I don’t want the Chinese government to get my password, fingerprint, facial recognition or personal information. And that’s a real fear:
“Both the FBI and officials at the Federal Communications Commission have warned that ByteDance could share TikTok user data — such as browsing history, location and biometric identifiers — with China’s authoritarian government.
“Officials fear that TikTok, which like many other social media platforms collects vast amounts of data on its users, would be forced to give it to Beijing under a 2017 law that compels companies to turn over any personal data relevant to China’s national security.”
TikTok will also be used by foreign governments to spread lies and misinformation in order to influence U.S. political decisions and elections. Of course, the United States does the same:
“Two years into office, President Donald Trump authorized the Central Intelligence Agency to launch a clandestine campaign on Chinese social media aimed at turning public opinion in China against its government, according to former U.S. officials with direct knowledge of the highly classified operation.
“Three former officials told Reuters that the CIA created a small team of operatives who used bogus internet identities to spread negative narratives about Xi Jinping’s government while leaking disparaging intelligence to overseas news outlets. The effort, which began in 2019, has not been previously reported.”
And, as Robert Reich points out in a post on Substack, the threat from China must be balanced against the threat from U.S. billionaires who are lining up to buy TikTok:
“Should you be more worried about China siphoning off your personal data and manipulating your thoughts via TikTok, or American billionaires siphoning off your personal data and manipulating your thoughts via TikTok? …
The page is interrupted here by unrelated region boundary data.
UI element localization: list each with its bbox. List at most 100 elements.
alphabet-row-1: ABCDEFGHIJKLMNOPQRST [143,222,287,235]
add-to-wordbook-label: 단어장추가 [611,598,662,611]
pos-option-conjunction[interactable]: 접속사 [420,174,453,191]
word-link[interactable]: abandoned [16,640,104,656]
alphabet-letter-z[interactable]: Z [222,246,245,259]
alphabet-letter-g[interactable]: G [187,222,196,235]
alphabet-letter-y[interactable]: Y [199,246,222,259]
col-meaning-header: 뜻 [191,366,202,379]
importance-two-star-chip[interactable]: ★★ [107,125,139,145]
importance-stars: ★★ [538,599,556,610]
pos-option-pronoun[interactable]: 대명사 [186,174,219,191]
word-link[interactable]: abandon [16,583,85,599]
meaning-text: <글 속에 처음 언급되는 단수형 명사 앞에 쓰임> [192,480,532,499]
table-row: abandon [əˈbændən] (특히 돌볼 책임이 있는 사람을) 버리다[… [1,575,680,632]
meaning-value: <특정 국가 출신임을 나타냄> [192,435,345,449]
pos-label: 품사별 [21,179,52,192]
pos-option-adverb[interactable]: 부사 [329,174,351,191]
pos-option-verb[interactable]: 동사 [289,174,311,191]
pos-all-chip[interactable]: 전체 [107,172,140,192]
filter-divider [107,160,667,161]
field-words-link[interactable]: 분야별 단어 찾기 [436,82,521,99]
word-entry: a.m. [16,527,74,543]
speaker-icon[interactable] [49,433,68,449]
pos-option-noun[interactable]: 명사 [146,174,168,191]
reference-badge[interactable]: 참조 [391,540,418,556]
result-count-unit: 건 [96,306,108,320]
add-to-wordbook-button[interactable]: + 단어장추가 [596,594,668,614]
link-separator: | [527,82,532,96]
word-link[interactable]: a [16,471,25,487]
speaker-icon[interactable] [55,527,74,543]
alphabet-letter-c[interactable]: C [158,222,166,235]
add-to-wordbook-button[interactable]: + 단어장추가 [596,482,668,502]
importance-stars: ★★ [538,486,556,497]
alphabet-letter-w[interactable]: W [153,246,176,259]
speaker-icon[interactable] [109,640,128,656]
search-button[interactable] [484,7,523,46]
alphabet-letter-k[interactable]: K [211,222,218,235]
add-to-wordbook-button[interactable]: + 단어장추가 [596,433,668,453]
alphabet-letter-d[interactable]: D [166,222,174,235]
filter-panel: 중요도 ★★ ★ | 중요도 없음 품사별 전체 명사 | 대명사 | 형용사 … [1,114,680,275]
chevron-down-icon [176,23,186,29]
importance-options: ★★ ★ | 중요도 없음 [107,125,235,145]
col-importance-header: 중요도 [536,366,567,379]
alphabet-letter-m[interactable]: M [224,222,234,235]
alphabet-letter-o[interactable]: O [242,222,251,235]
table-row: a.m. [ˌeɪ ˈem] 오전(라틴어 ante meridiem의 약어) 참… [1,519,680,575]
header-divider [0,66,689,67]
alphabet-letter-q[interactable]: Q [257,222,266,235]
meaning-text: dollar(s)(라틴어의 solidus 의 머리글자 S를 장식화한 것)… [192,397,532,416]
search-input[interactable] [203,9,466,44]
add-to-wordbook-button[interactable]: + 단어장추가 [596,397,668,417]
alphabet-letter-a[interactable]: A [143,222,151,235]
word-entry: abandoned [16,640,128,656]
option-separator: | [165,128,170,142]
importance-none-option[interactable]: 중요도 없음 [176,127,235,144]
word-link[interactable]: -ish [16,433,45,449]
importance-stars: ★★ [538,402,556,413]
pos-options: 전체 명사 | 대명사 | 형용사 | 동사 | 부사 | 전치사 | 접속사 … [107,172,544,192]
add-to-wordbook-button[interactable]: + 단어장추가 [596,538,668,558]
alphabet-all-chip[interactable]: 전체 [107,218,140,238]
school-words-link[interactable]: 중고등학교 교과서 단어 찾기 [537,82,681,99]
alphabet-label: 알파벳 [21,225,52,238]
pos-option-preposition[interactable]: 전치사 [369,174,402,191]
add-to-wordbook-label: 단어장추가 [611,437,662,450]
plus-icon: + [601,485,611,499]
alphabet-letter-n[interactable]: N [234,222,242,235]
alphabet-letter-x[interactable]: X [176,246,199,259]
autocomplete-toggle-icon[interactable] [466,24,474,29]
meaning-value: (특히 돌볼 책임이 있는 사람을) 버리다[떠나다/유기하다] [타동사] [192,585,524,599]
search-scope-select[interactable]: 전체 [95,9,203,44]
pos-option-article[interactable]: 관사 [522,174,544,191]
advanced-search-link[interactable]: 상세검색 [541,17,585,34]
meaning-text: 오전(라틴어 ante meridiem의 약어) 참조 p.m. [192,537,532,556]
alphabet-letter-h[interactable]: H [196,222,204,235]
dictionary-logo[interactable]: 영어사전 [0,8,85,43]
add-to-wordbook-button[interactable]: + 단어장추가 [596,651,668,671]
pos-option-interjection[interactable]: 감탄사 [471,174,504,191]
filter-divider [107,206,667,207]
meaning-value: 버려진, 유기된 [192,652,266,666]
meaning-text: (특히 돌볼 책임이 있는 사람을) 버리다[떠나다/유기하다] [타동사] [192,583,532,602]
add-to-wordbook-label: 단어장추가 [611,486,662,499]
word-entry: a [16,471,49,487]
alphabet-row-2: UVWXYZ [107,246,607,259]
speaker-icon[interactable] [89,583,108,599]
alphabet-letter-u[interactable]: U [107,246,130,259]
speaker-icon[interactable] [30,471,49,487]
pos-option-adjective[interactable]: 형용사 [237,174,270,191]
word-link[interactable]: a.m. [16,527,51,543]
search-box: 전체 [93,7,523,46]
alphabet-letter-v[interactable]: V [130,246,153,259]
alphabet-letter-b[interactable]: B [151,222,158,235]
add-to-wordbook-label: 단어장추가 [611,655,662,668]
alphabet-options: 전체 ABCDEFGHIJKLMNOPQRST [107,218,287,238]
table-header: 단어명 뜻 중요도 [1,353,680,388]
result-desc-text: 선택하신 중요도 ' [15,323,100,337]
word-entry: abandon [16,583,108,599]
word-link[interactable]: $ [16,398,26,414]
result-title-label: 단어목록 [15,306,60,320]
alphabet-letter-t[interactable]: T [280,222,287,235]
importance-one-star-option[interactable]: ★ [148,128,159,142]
“Rich Americans now lining up to buy TikTok, if the Senate goes along with the House and bans the platform from our shores as long as it’s owned by Chinese investors, include a hit parade of irresponsible billionaires — such as the corrupt former Trump Treasury Secretary Steven Mnuchin, Trump lapdog investor Kevin O’Leary, and right-wing megadonor Bobby Kotick.
“Not to forget multibillionaire Republican megadonor Jeff Yass, who already owns a $15 billion (yes, billion) stake in TikTok’s parent company, ByteDance. …
“True, America’s billionaires aren’t in a global race with the United States for world dominance. But they’re in a race with the rest of America to dominate the United States — a race which should be of no less concern. “
Elon Musk and Twitter are Exhibit A for billionaire influence on U.S. public opinion and elections, but the influence of wealth on politics is of far longer standing and goes far deeper than social media. My dad’s suspicion of wealth’s control of political life were well-founded. So I’ll close with one more warning and explanation, this time from the Minnesota Reformer:
“Just 116 of the nearly 7,400 state legislators in the United States come from working-class backgrounds, according to a biennial study conducted by Nicholas Carnes and Eric Hansen, political scientists at Duke University and Loyola University Chicago, respectively.
“The researchers define legislators as “working class” if they currently or last worked in manual labor, service industry, clerical or labor union jobs. They found that 1.6% of state lawmakers meet that definition, compared with 50% of U.S. workers. Only about 2% of Democrats and 1% of Republicans qualified as working class.”